You know those things that bother you all the time, but you sweep them under the rug because what's the point of dwelling on things that you can't change anyway? Well, the problem with sweeping them under the rug is that they are still there. Sure, dwelling on them doesn't change anything, but I'm not good at letting things go. I understand the concept of giving a problem (or two, or fifty...) to God, but my problem is that once I give it to him, it is always still in my mind. God has yet to take a troubling thought from my mind, so it always shows back up at some point in time. Usually when I least expect it.
Today, for some silly reason, all of those thoughts that do me no good to dwell on, have flooded my brain and I can't concentrate on anything else. I am sitting at my desk (yes, I'm supposed to be working), and these thoughts just creep up and I have been on the verge of tears all day.
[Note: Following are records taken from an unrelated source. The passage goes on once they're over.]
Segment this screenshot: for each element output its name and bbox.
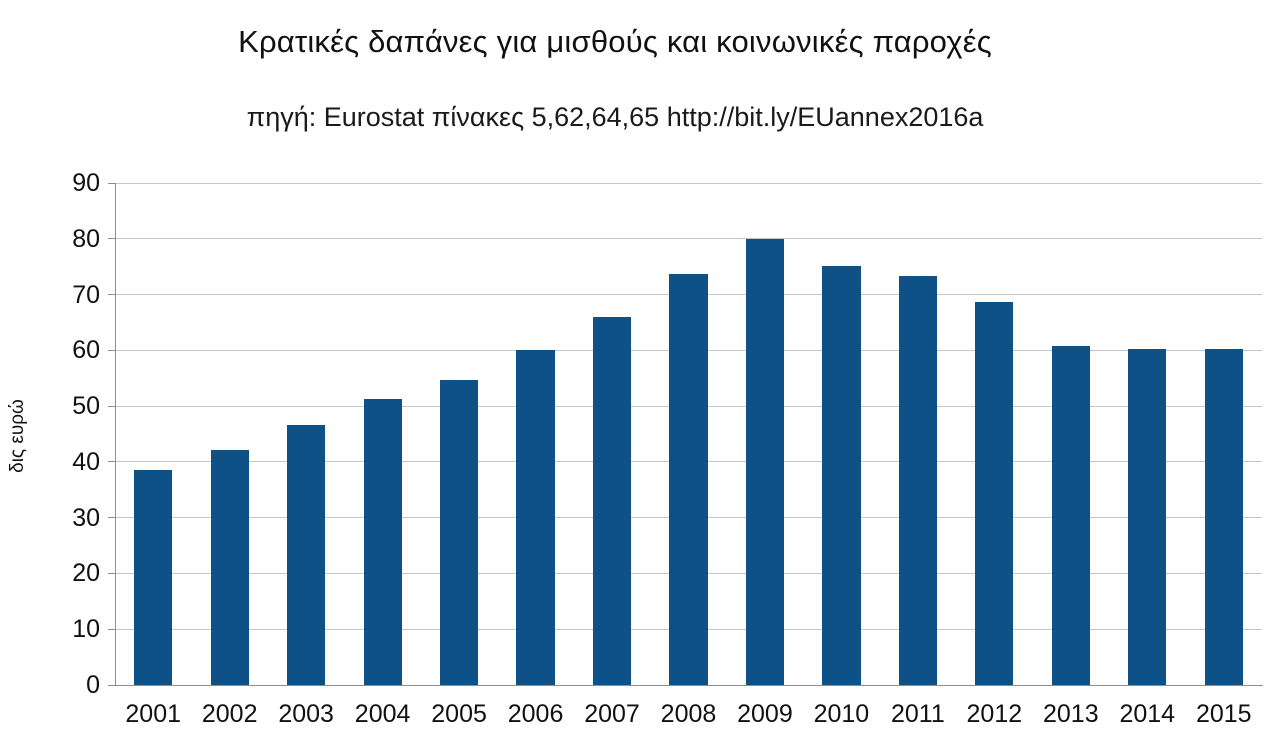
- y-tick-label: 90: [72, 169, 100, 197]
- y-tick-mark: [108, 517, 116, 519]
- chart-title: Κρατικές δαπάνες για μισθούς και κοινωνι…: [238, 24, 992, 59]
- x-tick-label: 2010: [813, 700, 870, 728]
- y-gridline: [115, 182, 1262, 184]
- y-tick-label: 70: [72, 280, 100, 309]
- y-tick-mark: [108, 461, 116, 463]
- bar-2014: [1128, 348, 1167, 685]
- y-tick-label: 0: [86, 671, 100, 699]
- y-tick-label: 60: [72, 336, 100, 365]
- bar-2009: [745, 238, 785, 685]
- x-tick-label: 2014: [1119, 700, 1176, 728]
- y-tick-mark: [108, 628, 116, 630]
- y-axis-title: δις ευρώ: [7, 399, 28, 473]
- bar-2006: [516, 350, 555, 685]
- bar-2003: [287, 425, 326, 685]
- y-tick-mark: [108, 405, 116, 407]
- bar-2008: [669, 273, 708, 685]
- x-tick-label: 2009: [737, 700, 793, 728]
- y-tick-label: 30: [72, 503, 100, 532]
- bar-2002: [210, 449, 249, 685]
- x-tick-label: 2005: [431, 700, 487, 728]
- x-tick-label: 2001: [125, 700, 182, 728]
- bar-2005: [439, 380, 479, 685]
- y-tick-mark: [108, 572, 116, 574]
- x-tick-label: 2011: [891, 700, 945, 728]
- y-tick-label: 20: [72, 559, 100, 588]
- x-tick-label: 2007: [584, 700, 640, 728]
- bar-2013: [1051, 345, 1090, 685]
- bar-2004: [363, 399, 402, 685]
- y-tick-label: 80: [72, 224, 100, 253]
- x-tick-label: 2006: [507, 700, 564, 728]
- plot-area: [115, 183, 1263, 686]
- y-tick-mark: [108, 349, 116, 351]
- y-tick-label: 50: [72, 392, 100, 421]
- y-gridline: [115, 238, 1262, 240]
- x-tick-label: 2004: [354, 700, 411, 728]
- bar-2011: [898, 276, 937, 685]
- y-tick-mark: [108, 238, 116, 240]
- y-tick-label: 10: [72, 615, 100, 644]
- y-tick-label: 40: [72, 447, 100, 476]
- y-tick-mark: [108, 294, 116, 296]
- chart-subtitle: πηγή: Eurostat πίνακες 5,62,64,65 http:/…: [246, 102, 984, 132]
- x-tick-label: 2008: [660, 700, 717, 728]
- x-tick-label: 2012: [966, 700, 1023, 728]
- x-tick-label: 2003: [278, 700, 334, 728]
- y-tick-mark: [108, 182, 116, 184]
- y-tick-mark: [108, 684, 116, 686]
- x-tick-label: 2002: [201, 700, 258, 728]
- bar-2015: [1204, 348, 1243, 685]
- bar-2010: [822, 265, 861, 685]
- x-tick-label: 2015: [1195, 700, 1252, 728]
- bar-2001: [134, 470, 173, 685]
- bar-2007: [592, 316, 632, 685]
- x-tick-label: 2013: [1043, 700, 1099, 728]
- bar-2012: [975, 301, 1014, 685]
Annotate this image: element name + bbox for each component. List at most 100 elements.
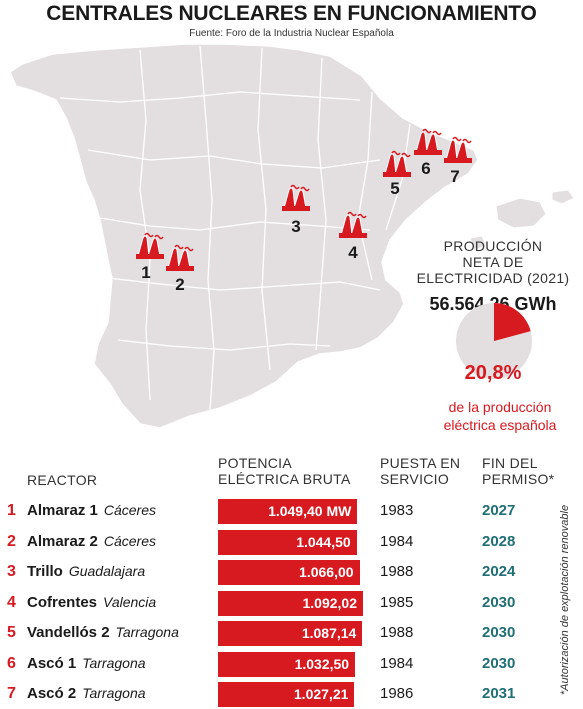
table-row: 3 Trillo Guadalajara 1.066,00 1988 2024	[0, 557, 583, 587]
reactor-province: Guadalajara	[68, 563, 146, 579]
power-bar: 1.044,50	[218, 529, 357, 555]
reactor-province: Cáceres	[103, 502, 157, 518]
header-power-line: POTENCIA	[218, 455, 292, 471]
power-bar: 1.032,50	[218, 651, 356, 677]
map-marker-label: 3	[291, 217, 300, 236]
power-value: 1.027,21	[293, 686, 349, 702]
table-row: 5 Vandellós 2 Tarragona 1.087,14 1988 2030	[0, 618, 583, 648]
reactor-label: Ascó 2	[27, 685, 77, 702]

In a nutshell, I am worried sick about my job. I know a lot of people are in the same situation, and my heart goes out to each one of them. No, I don't have children or a family to support, but with that, I also don't have the luxury of a second income coming in. If I don't have a job, I don't have anything other than my parents to fall back on. (Praise the Lord I have them, they are wonderful). So, it is hard to concentrate at work, despite the number of mind tricks I play on myself. On top of that, there are friendships that aren't going the way they should, or that I'm just not feeling 'right' about right now, and I don't really know what to do about them. It's not worth talking to anyone about really, so I just sweep it under the rug too, but they came out today as well. Yuck.
I'm just gonna sit at my desk and pray, and hopefully the day gets better.
I hope you are having a blessed day - and thanks for letting me rant.